Eine Bezahlkarte für Geflüchtete (Archivbbild)

Die Ausschreibung für die umstrittene Bezahlkarte macht die geplanten Einschränkungen für Asylbewerber deutlich. Indessen wird weiter um die Bezahlkarte gestritten.

Auf Bundesebene wird immer noch gestritten: Müssen für die geplante Bezahlkarte für Flüchtlinge Gesetze geändert werden oder nicht? Die Grünen sind der Auffassung, das sei nicht notwendig. Der Rest der Ampel und die Bundesländer sehen das offenbar anders. Ungeachtet des Streits hat jetzt die Suche nach einem geeigneten Dienstleister begonnen.

Auf den gängigen Web-Plattformen hat der Bund eine europaweite Ausschreibung gestartet. Gesucht werden zunächst fünf geeignete Unternehmen. Einer der Dienstleister soll dann im nächsten Schritt den Zuschlag erhalten. Wann das der Fall ist und wann die ersten Geldkarten ausgegeben werden, ist offen. Anhand der Ausschreibungskriterien wird allerdings klar, wo Asylbewerber künftig eingeschränkt sein werden – und wo nicht.

26 Kriterien werden genannt, die der künftige Dienstleister sowie seine Karten erfüllen sollen. Im Prinzip soll das System nach den Erwartungen der Behörden wie eine handelsübliche Geldkarte funktionieren, mit der sich Bargeld an Automaten abheben sowie in Geschäften bezahlen lässt. Die Karte soll möglichst auch mit dem Handy der Asylbewerber verknüpfbar sein.

Die dazugehörige IBAN allerdings soll Geheimsache bleiben. Sie „darf weder darauf noch gegenüber den Karteninhabern angegeben und bekannt gemacht werden, um Missbrauch auszuschließen“, lautet eine Vorgabe. So soll sichergestellt werden, dass kein Geld von Dritten – möglicherweise aus dem Ausland – aufgespielt oder ins Ausland überwiesen werden kann.

Geld kann möglicherweise nicht für alles ausgegeben werden

Tatsächlich soll nur das bisher häufig in bar ausgezahlte sogenannte Taschengeld auf der Karte sein. Ist das Guthaben verbraucht, lässt sie sich bis zur nächsten Einzahlung nicht mehr nutzen. Die Höhe des Taschengeldes richtet sich dabei – wie bisher auch – nach der Lebenssituation des Flüchtlings. Alleinstehende Erwachsene, die in einer Sammelunterkunft leben, bekommen 182 Euro zur Deckung persönlicher Bedarfe, wie es im Asylbewerberleistungsgesetz heißt.
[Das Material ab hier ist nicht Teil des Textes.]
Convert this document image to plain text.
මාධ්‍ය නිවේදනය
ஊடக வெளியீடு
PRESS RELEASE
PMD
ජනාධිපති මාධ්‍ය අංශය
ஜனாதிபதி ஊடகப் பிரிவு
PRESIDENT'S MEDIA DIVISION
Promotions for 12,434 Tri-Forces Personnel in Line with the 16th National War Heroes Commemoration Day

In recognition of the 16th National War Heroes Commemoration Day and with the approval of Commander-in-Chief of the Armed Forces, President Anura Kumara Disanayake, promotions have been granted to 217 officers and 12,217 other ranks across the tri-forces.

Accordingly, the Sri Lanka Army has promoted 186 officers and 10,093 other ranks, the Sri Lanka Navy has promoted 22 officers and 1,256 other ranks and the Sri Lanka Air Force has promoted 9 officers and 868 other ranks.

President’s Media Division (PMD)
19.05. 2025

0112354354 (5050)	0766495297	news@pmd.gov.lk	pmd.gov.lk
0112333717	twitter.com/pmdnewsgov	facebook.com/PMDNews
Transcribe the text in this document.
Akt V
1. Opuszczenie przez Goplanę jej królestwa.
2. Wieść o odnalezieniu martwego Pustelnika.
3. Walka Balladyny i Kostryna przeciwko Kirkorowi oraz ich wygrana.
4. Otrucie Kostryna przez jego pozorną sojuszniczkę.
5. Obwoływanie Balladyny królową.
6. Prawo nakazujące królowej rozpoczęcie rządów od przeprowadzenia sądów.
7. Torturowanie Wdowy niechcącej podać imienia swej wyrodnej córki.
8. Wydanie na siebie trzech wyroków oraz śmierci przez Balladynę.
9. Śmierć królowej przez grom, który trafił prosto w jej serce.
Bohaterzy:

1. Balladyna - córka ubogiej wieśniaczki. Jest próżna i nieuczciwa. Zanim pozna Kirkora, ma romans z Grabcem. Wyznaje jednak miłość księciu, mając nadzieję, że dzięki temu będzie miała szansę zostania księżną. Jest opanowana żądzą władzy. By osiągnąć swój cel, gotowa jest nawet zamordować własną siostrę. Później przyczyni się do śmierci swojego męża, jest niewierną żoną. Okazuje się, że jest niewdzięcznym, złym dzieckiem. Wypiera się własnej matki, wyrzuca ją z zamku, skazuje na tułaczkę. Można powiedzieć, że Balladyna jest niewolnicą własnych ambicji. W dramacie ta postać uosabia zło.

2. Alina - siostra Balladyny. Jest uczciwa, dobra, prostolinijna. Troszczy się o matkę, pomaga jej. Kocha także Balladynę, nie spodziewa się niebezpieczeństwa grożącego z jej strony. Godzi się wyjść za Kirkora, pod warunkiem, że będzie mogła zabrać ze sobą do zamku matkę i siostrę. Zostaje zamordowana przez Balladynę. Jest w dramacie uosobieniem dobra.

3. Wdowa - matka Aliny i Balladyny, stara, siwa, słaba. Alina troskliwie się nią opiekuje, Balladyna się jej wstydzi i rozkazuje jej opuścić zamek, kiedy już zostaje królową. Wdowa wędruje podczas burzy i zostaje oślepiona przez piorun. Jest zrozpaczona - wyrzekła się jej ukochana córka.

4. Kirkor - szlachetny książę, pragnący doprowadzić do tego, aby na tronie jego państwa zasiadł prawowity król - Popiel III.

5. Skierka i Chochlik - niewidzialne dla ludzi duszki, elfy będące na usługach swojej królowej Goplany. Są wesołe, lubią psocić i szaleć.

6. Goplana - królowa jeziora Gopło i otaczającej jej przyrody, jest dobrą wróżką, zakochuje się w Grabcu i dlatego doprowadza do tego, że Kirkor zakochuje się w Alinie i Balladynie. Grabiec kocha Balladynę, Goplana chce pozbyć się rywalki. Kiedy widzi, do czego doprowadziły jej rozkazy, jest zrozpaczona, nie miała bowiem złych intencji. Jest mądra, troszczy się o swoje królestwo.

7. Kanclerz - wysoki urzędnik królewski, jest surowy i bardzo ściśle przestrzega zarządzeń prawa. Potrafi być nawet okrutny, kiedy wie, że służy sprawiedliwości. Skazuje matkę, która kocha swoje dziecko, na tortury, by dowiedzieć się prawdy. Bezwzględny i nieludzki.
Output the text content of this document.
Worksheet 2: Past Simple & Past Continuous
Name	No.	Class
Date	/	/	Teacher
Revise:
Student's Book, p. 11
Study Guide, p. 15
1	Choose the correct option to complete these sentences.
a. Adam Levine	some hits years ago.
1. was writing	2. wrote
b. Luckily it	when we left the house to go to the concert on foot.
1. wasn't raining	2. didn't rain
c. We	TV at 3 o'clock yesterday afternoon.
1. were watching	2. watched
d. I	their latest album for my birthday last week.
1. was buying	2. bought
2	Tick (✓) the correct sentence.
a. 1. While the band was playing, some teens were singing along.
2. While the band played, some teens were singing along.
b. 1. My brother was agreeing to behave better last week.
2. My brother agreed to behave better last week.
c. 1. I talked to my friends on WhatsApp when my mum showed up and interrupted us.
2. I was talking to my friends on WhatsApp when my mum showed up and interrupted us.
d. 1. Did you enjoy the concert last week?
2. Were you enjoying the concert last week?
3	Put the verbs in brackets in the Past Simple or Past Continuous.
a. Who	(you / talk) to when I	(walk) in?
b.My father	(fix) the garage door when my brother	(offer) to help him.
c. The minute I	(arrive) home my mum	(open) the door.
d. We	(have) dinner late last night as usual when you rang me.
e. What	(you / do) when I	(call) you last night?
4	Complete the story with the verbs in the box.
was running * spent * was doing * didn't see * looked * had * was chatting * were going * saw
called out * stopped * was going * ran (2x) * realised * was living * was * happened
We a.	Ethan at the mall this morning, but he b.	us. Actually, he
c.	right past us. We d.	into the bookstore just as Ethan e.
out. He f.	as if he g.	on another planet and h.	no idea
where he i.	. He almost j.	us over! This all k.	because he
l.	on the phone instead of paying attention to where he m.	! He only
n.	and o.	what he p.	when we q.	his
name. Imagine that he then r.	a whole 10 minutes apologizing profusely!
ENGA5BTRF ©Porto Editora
Die Summe geht dann künftig auf die Karte, kann aber möglicherweise nicht überall und nicht für alles ausgegeben werden. Die Behörden sollen einzelne Branchen sperren können. In der Vergangenheit war etwa Glücksspiel genannt worden. In der Ausschreibung findet sich kein konkretes Beispiel. Ebenso soll der Karteneinsatz auf bestimmte Postleitzahlbereiche begrenzbar sein. In der Praxis müssen Bundesländer und Kommunen entscheiden, inwieweit sie die Nutzung einschränken wollen. In einzelnen Parlamenten wird darüber bereits gestritten.

Was aber generell gilt: Überweisungen ins Ausland sollen unterbunden werden. In der Vergangenheit hatte es immer wieder geheißen, das Taschengeld werde an Verwandte oder Schlepper überwiesen. In welchem Ausmaß das tatsächlich vorkommt, ist umstritten.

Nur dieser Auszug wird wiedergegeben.